For the half-year to 31 December 2014, the IPKat's regular team is supplemented by contributions from guest bloggers Rebecca Gulbul, Lucas Michels and Marie-Andrée Weiss.

Regular round-ups of the previous week's blogposts are kindly compiled by Alberto Bellan.

Friday, 20 October 2006

NO HIDING PLACE


No hiding place

Judge Michael Fysh QC, sitting again in the Chancery Division of the High Court for England and Wales, gave a pretty helpful ruling for IP owners on Wednesday in KK Sony Computer Entertainment and another v Pacific Game Technology (Holding) Ltd [2006] EWHC (Ch) 2509 (reported here on BAILII).

Sony and its UK subsidiary marketed its latest PSP PlayStation console in over 100 countries, including the countries that form the European Economic Area. These PlayStations were protected by five Community trade marks, a UK registered trade mark, a UK registered design and a Community registered design and copyright in computer programs, menu icons, surface design and the user manual.

Pacific, a Hong Kong company, ran a website on which it offered various video games, consoles and accessories, video games and so on. Pacific also offered genuine Sony PSP consoles that were intended for sale in Japan only. According to Sony, by targeting customers in the UK and elsewhere in the EEA Pacific infringed its phalanx of IP rights. Sony went to court, seeking delivery up, disclosure of names, and an enquiry as to damages or an account of profits and costs.

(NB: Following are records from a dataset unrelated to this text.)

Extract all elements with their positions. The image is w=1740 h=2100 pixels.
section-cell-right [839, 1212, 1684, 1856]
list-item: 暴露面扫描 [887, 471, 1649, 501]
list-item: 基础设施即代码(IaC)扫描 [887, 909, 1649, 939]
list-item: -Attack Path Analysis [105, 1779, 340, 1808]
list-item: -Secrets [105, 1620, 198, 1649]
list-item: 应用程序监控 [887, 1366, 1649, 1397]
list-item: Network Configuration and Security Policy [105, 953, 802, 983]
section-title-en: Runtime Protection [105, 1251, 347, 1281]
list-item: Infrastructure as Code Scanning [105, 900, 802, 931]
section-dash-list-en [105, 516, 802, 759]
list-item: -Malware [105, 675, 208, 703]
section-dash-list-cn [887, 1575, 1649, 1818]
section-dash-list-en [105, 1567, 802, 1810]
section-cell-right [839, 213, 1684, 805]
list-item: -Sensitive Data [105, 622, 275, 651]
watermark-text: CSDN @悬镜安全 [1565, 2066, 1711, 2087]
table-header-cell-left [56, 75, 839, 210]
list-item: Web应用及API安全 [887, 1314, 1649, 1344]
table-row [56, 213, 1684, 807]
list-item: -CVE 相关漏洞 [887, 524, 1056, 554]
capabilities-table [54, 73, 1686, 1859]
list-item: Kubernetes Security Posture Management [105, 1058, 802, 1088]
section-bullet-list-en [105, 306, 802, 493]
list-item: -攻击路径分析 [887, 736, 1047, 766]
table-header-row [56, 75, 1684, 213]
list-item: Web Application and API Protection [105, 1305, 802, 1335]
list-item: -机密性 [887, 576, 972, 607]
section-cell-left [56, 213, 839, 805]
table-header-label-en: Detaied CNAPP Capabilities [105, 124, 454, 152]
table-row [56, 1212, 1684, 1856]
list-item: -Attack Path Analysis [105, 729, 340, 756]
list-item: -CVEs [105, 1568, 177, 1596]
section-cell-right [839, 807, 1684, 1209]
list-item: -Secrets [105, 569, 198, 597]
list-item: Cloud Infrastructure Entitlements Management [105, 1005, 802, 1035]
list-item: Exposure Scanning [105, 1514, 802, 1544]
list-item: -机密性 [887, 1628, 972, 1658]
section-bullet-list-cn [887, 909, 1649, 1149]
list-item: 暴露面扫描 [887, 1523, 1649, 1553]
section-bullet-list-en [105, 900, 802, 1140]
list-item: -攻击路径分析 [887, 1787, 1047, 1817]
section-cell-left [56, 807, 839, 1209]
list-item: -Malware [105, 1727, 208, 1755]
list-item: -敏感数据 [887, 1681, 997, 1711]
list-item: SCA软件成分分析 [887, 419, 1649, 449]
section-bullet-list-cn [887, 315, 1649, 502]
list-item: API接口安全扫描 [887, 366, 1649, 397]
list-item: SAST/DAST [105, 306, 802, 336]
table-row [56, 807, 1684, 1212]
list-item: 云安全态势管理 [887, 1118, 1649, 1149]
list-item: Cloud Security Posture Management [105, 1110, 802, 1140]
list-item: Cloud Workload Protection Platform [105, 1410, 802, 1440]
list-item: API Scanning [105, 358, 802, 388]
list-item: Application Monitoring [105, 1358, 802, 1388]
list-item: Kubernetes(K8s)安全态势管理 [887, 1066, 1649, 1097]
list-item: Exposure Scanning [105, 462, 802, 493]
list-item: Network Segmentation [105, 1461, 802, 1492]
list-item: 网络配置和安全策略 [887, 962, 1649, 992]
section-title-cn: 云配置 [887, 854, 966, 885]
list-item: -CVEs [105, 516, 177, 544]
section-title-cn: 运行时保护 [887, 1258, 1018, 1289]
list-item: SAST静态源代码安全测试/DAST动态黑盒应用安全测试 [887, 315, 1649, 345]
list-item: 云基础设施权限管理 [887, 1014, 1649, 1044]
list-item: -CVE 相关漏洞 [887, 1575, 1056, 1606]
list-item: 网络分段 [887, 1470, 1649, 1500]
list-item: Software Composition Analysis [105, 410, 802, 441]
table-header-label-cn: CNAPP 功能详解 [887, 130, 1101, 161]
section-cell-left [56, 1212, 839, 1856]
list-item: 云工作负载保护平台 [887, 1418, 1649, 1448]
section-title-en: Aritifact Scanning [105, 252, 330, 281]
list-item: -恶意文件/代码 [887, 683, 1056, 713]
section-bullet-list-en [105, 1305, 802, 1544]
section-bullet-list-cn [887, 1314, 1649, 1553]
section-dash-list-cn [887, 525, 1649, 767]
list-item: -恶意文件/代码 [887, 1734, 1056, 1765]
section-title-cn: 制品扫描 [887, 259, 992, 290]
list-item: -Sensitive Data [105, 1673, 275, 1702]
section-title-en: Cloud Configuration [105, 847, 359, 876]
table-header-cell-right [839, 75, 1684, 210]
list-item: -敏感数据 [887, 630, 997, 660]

After Pacific earlier failed to persuade the court to refuse to hear the application on the ground of forum non conveniens, the court had to consider (i) whether Sony had agreed to the sale of those PSPs in the EEA - in which case its IP rights would have been exhausted - and (ii) whether Pacific, by offering the goods for sale on its website, had committed any infringing acts.

Judge Fysh QC allowed Sony's application for relief. In his view, the offer for sale had taken place not in Hong Kong but in the EEA. It was also plain that the offer had been made without Sony’s consent. The fact that the offer to sell was made via the intermediary of a website did not mean that the offer had not been made within the EEA:

"... It would make no sense if intellectual property rights in the EEA could be avoided merely by setting up a website outside the EEA crafted to sell within it" (para.27).
The IPKat agrees. It's hard to imagine that Sony had consented to the sale within the EEA of products that bear a label "FOR SALE AND USE IN JAPAN ONLY", in the absence of pretty cogent evidence to the contrary. Merpel says, that's all very well - but WHY can't I buy legitimate PlayStation and other Sony goods from whomsoever I want? Try selling the concept of non-global exhaustion of rights in a world which is now a global village.


No hiding place 2

Sweet & Maxwell's Lawtel subscription service picked up Celem SA and Celem Passive Components Ltd v Alcon Electronics Pvt Ltd, an extempore judgment of Mr Justice Warren in the Chancery Division yesterday.

Alcon supplied capacitors in India. Celem, who made premium high quality capacitors for which it had European patent protection, sued Alcon for patent, unregistered design right and copyright infringement by selling, offering to sell and importing allegedly infringing products into the UK. After Celem obtained permission to serve the proceedings on Alcon in India, Alcon applied to discharge that order: it maintained that permission to serve outside the jurisdiction should not have been granted on the grounds that (i) Alcon had never kept, sold, offered for sale or imported any product in the UK and (ii) the Indian courts were the forum conveniens (on which see the preceding item) for determining Celem's claim.

Warren J refused the application. Celem had shown that there was a serious issue to try: its intellectual property rights were in the UK and, if an English court did not deal with the patent infringement claim, an Indian court would be unlikely to do so. On this basis, if the patent infringement action was not the subject of resolution in the UK, Celem would have no redress.

The IPKat says this must surely be right. If it were not, then businesses trading outside the UK could nibble away at the commercial expectations of UK intellectual property rights holders without fear of reprisal. Merpel's a little surprised that Alcon even tried it on - surely this was settled a long, long time ago.

Celem here (earplugs needed); Alcon here
How capacitors work here

1 comment:

Anonymous said...

If, as the IPKat indicates, Alcon were supplying the capacitors in India, I would have thought that they would have been outside the jurisdiction of the UK courts unless they were making an offer in the UK. Assuming infringement, the infringer would have been the importer and not the manufacturer. I suppose, however, that the English court will now have to consider that aspect.